Simple enough, right? I usually do this once I’ve installed whatever framework I am using for a project and done whatever configurations are necessary. At this point I’ll go ahead and set up the .gitignore file based on whatever kind of project I am working on. You’ll notice I also use tags for keeping track of the version number of the project.

Create a dev branch

git checkout -b dev

Next, I will create the ‘dev’ branch. I will treat master as the ‘production’ branch. All code will be tested integrated in the dev branch, and only merged with master when the code is ready to be shipped. If you are following and agile development pattern, this will usually be at the end of each sprint. Otherwise, it could once a predetermined set of features has been completed.

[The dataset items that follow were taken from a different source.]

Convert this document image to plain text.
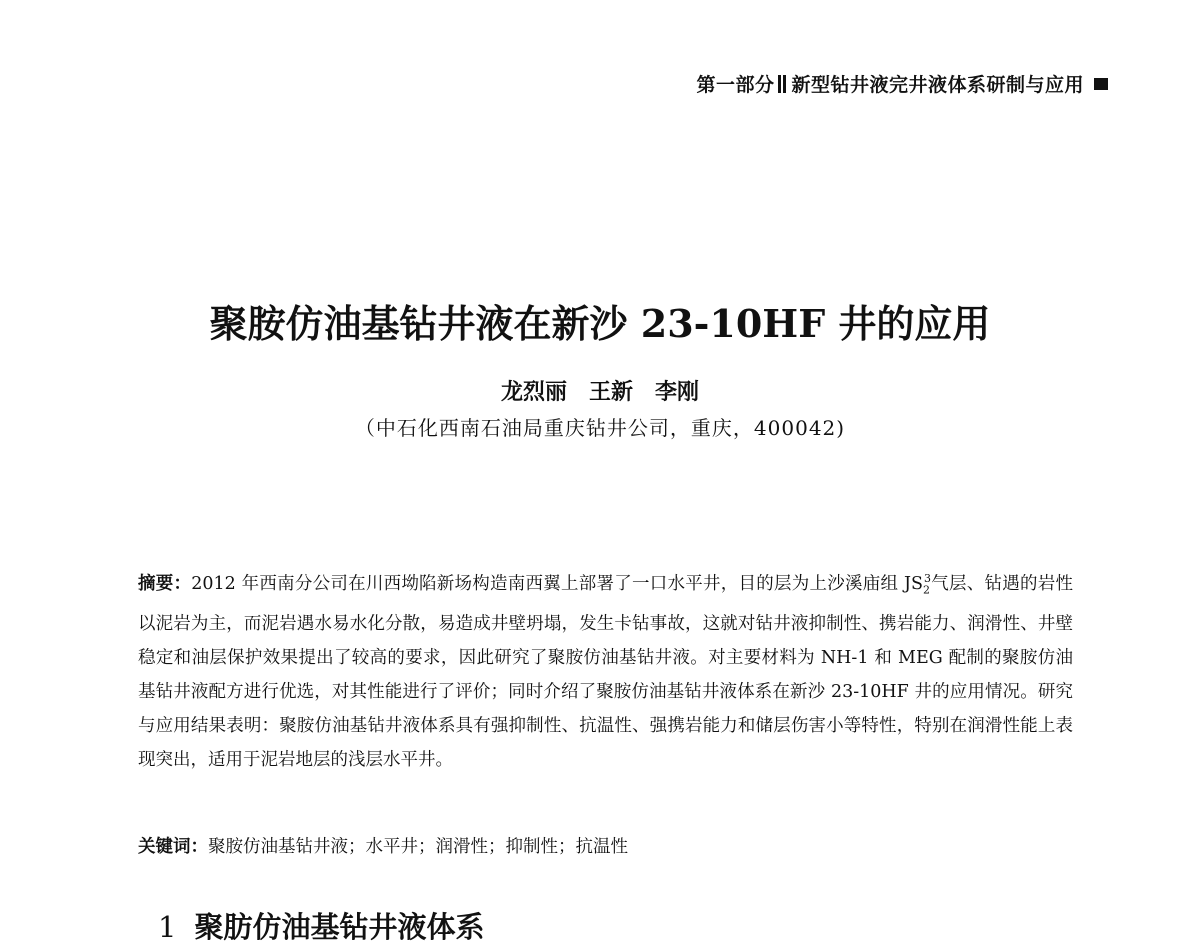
第一部分 新型钻井液完井液体系研制与应用
聚胺仿油基钻井液在新沙 23-10HF 井的应用
龙烈丽　王新　李刚
（中石化西南石油局重庆钻井公司，重庆，400042)
摘要：2012 年西南分公司在川西坳陷新场构造南西翼上部署了一口水平井，目的层为上沙溪庙组 $JS_2^3$气层、钻遇的岩性以泥岩为主，而泥岩遇水易水化分散，易造成井壁坍塌，发生卡钻事故，这就对钻井液抑制性、携岩能力、润滑性、井壁稳定和油层保护效果提出了较高的要求，因此研究了聚胺仿油基钻井液。对主要材料为 NH-1 和 MEG 配制的聚胺仿油基钻井液配方进行优选，对其性能进行了评价；同时介绍了聚胺仿油基钻井液体系在新沙 23-10HF 井的应用情况。研究与应用结果表明：聚胺仿油基钻井液体系具有强抑制性、抗温性、强携岩能力和储层伤害小等特性，特别在润滑性能上表现突出，适用于泥岩地层的浅层水平井。
关键词：聚胺仿油基钻井液；水平井；润滑性；抑制性；抗温性
1 聚肪仿油基钻井液体系
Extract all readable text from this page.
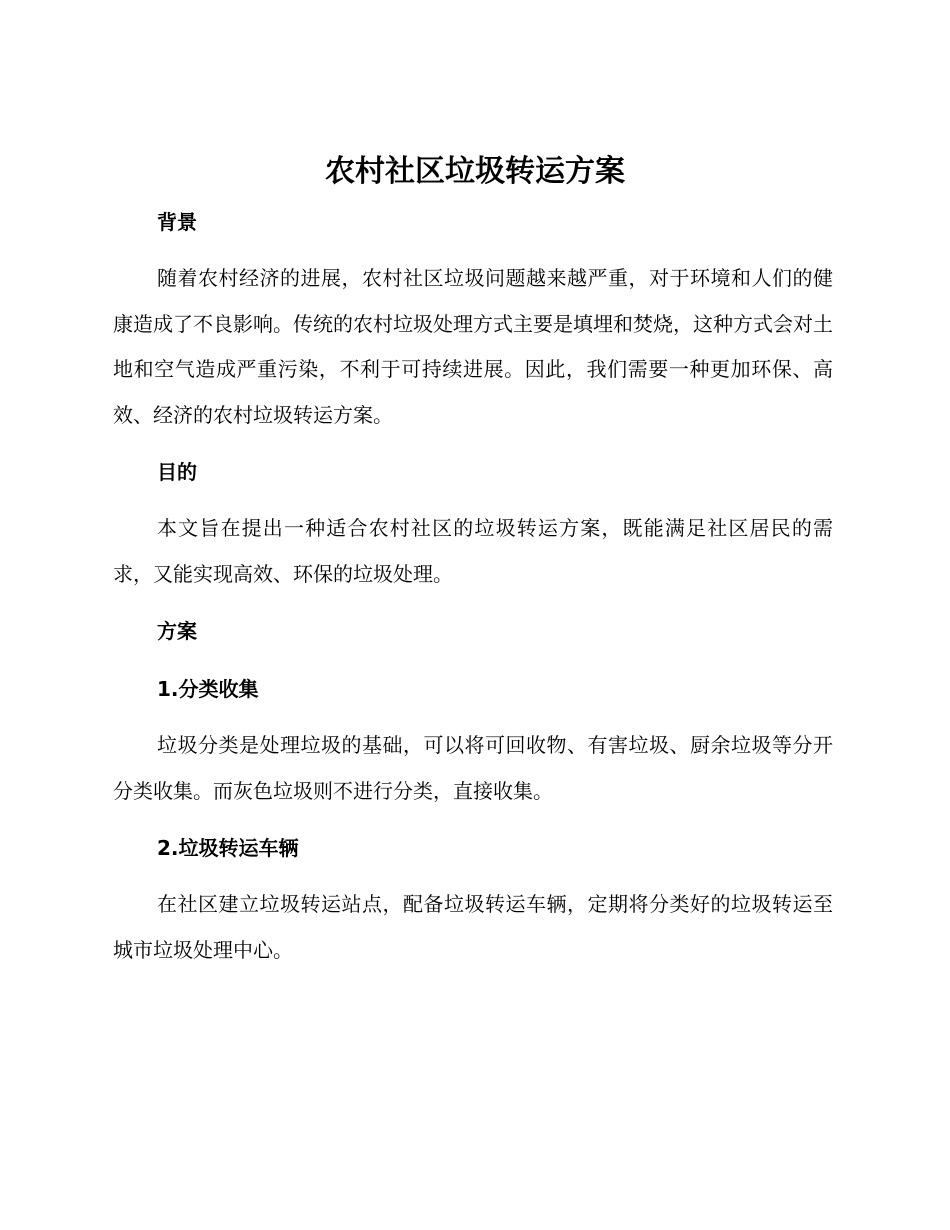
农村社区垃圾转运方案
背景

随着农村经济的进展，农村社区垃圾问题越来越严重，对于环境和人们的健康造成了不良影响。传统的农村垃圾处理方式主要是填埋和焚烧，这种方式会对土地和空气造成严重污染，不利于可持续进展。因此，我们需要一种更加环保、高效、经济的农村垃圾转运方案。

目的

本文旨在提出一种适合农村社区的垃圾转运方案，既能满足社区居民的需求，又能实现高效、环保的垃圾处理。

方案
1.分类收集

垃圾分类是处理垃圾的基础，可以将可回收物、有害垃圾、厨余垃圾等分开分类收集。而灰色垃圾则不进行分类，直接收集。

2.垃圾转运车辆

在社区建立垃圾转运站点，配备垃圾转运车辆，定期将分类好的垃圾转运至城市垃圾处理中心。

Set up Bitbucket and Heroku Staging Environment

git remote add origin [Bitbucket repository URL]
git push origin master
git push origin dev
git remote add staging [Heroku repository URL]
git push staging dev:master

I use Bitbucket for most private projects. Github has a lot of nice features, and could work just as well here but it’s hard to compete with the free cost of private repositories over at Bitbucket. Regardless of which service you prefer, the important reason for doing this is that now you have a remote backup of your work if anything happens to your computer. Now I have a backup of my code online that it easily manageable, that comes along with a wiki for documentation and simplistic bug tracking. If I am working with other people, we now have a central point of communication as well. I usually set up a Heroku project for a staging server as well. This way I have a way of demoing functionality before it is ready to be shipped. If Heroku doesn’t work for you (i.e. a PHP project) this can be any server you would like to use to host your code for staging / testing.

At this point, we should have everything we need to get started on a project.


New Features

git checkout dev
git checkout -b feature_branch

_Note: git checkout -b feature_branch is shorthand for git branch feature_branch; git checkout feature_branch

How you define a feature is completely up to you and your development practices. It could be a user story, or an issue ticket for example. When possible, I like to keep feature branches small. The reason for feature branches is that this way no feature is dependent on another when merging and deploying code. If you are working on two separate features, and another developer is working on two more, and you were all on the development branch, you would be unable to push parts of it to staging or master without pushing all of it. In git, branching is cheap, and merging is easy. This is one situation where using a lot of smaller branches can be very advantageous.

If you are using a staging server, you can also use it to demo one particular feature:

git push staging feature_branch:master

Integrating Features

git checkout dev
git merge feature_branch 
git branch -d feature_branch

Once the feature is completed and tested, it is ready to be merged back into the dev branch. At this point, you fix any conflicts that arise, and run any tests you have to make sure that the integration was successful.


Regular Bug Fixes

I treat bug fixes just like a feature branch. Any bug gets its own branch, and once it is fixed, it is merged back into dev. However. sometimes you may have a bug that is an emergency, and it needs to be fixed on production instantly without going through all the code in the dev branch. What then?


git checkout master
git checkout -b hotfix_branch

This is the only time I’ll branch off of master besides dev, and this should only be reserved for emergencies. Once the fix is put in, the hotfix is merged into both the master and dev branches. This way dev will have the fix and not accidentally introduce it later, and the live code can be fixed quickly.

git checkout master
git merge hotfix_branch
git tag -a '1.0.1'
git checkout dev
git merge hotfix_branch 
git branch -d hotfix_branch
git push origin dev
git push origin master


Releasing and Update

git remote add production [production_url]
git checkout master
git merge dev
git tag -a '1.1'
git push production master

Once you are satisfied with the state of dev and are ready to push it live, dev gets merged into master. Every time code is merged into master, it gets tagged with a version number. I prefer to follow the semantic versioning guidelines If a production remote is not added, usually one gets added here, and code is pushed there.

This setup allows you to keep you to work effortlessly in development without interfering with production, and keeps new features and fixes in development decoupled from one another, allowing for efficient development and simple collaboration with other developers.